常に車椅子で、「立てない」と言われており、移乗は抱えて(というか力で持ち上げて)行い、オムツ対応の方。
あまりにもトイレを気にするので連れて行ってみる。
「立てないのに」という声はスルーして。
まずは他の人がやってるように手すりに掴まってもらい立たせてみる。
…立てない。
次にお尻を支えて立たせてみる。
…立てない。
本人の状態、行動を見て、ちょっと考えてみる。
・車椅子に深く座っている
・他の人はズボンを持ったりして無理やり立たせており、本人は恐怖心からへっぴり腰になり、座ろうとする。
・トイレが狭く、本人も掴まれるところに掴まるので姿勢が不自然。
・手すりの高さが本人には高すぎる。
これらのことがわかったので
・いちばん広いトイレで介助
・体を出来るだけ前方にずらし、しっかり足を引く
・体をずらす際、ズボンと下着を下げる。
・少し距離をとったうえで介助者がしゃがみ、肩に掴まってもらうような形をとる。これで前傾姿勢がとれる。
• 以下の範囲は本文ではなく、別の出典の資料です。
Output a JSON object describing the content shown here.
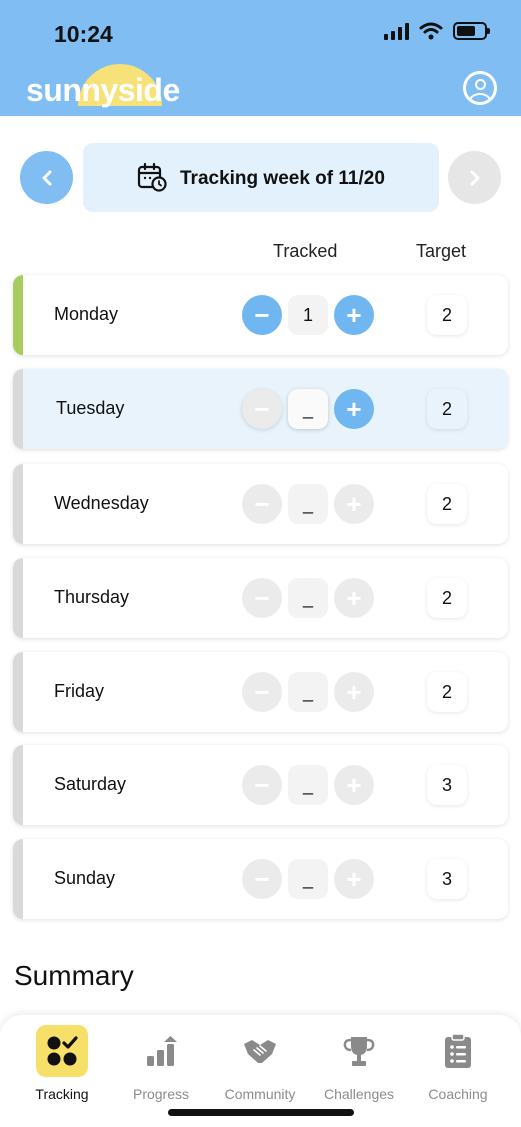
{
  "status": {
    "time": "10:24"
  },
  "brand": {
    "name": "sunnyside"
  },
  "week": {
    "title": "Tracking week of 11/20"
  },
  "columns": {
    "tracked": "Tracked",
    "target": "Target"
  },
  "days": [
    {
      "name": "Monday",
      "tracked": "1",
      "target": "2"
    },
    {
      "name": "Tuesday",
      "tracked": "_",
      "target": "2"
    },
    {
      "name": "Wednesday",
      "tracked": "_",
      "target": "2"
    },
    {
      "name": "Thursday",
      "tracked": "_",
      "target": "2"
    },
    {
      "name": "Friday",
      "tracked": "_",
      "target": "2"
    },
    {
      "name": "Saturday",
      "tracked": "_",
      "target": "3"
    },
    {
      "name": "Sunday",
      "tracked": "_",
      "target": "3"
    }
  ],
  "summary": {
    "title": "Summary"
  },
  "tabs": [
    {
      "label": "Tracking"
    },
    {
      "label": "Progress"
    },
    {
      "label": "Community"
    },
    {
      "label": "Challenges"
    },
    {
      "label": "Coaching"
    }
  ],
  "colors": {
    "header": "#7fbdf2",
    "accent_blue": "#70b6f0",
    "monday_accent": "#a8cc60",
    "active_tab": "#f7e06a"
  }
}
・そのままお尻を支え重心を前に移動させ、立ち上がる。
・便座に移る。
できた。
ちなみに帰りは
・車椅子を横にし本人の前に置き、アームサポート、もしくは座面に捕まってもらう。これで前傾姿勢がとれる。車椅子と便座は高さが違うので立ち上がりに影響されるので今回は車椅子を使用。
・先ほどの要領で立ち上がり、清拭し衣類を直す。
・いったん便座に座る。
・車椅子をずらし、その場所に介助者がしゃがむ。
・介助者の肩に掴まってもらい、立ち上がる。
・車椅子に移乗。
立ち上がる前の姿勢、トイレの環境を考えることで対応できた事例でした。
もう一人も「立てない」と言われて、二人がかりでトイレ誘導している方。
利用者も職員もどちらも大変そう。
こちらもチェック。
・声かけするが理解できていない。
・軽く抱えてみた感じ、足に力が入っているのが確認できる。
ということで、
・肩を叩いてこちらに気づかせる。
・トイレを指差し、お願いする仕草をとる。
・トイレに誘導し、便座を指差し見てもらう。
・手すりを指差し、本人の手と手すりを交互に指差し、手すりに掴まる真似をする。
すると、自ら立ち上がるので、ズボンを下ろし便座に座る。
できた。
帰りも行きと同じく、指差しを駆使し、車椅子誘導。
アプローチを考えることで対応できた事例でした。
ちなみにこの方、認知症状が強く「何もわからない」と思われていましたが、この対応から、
・連れてこられた場所がトイレということは理解している。
・トイレで排泄する方法も理解している。
ということがわかります。
これらの2事例、そういう「気づき」がなければ、できる能力を見落としてオムツにされ、「立てない人」「わからない人」と思われたままとなっていたでしょう。そして本当に「できなく」なっていくのです。
また、介助側が「着脱介助をしやすいズボンをなるべく履いてもらう」
というのも大事です。
サイズが合わなく脱がせにくいと、「そこまでしてしなくていいや」
という気待ちになりやすいです。
人間どうしても、楽な方へ傾いてしまいやすいので。
「この人寝たきり」「この人認知症」というようなイメージ、先入観をもってしまうと、その方の行動全てがそういう風に写ります。
「どの部分ができないんだろう」と分析することで、まだまだ残っている能力を活かせるかもしれませんよ。
何なら「もしかしたらイケルんじゃない?」くらいの意識でもいいかもしれません。取り組みを考えることにつながるから。
ただし、何でもかんでも「やってみる」では事故のもとです。
フェイスシート等を読み込み情報を得て、何かあった時のフォロー体制を整えてくださいね。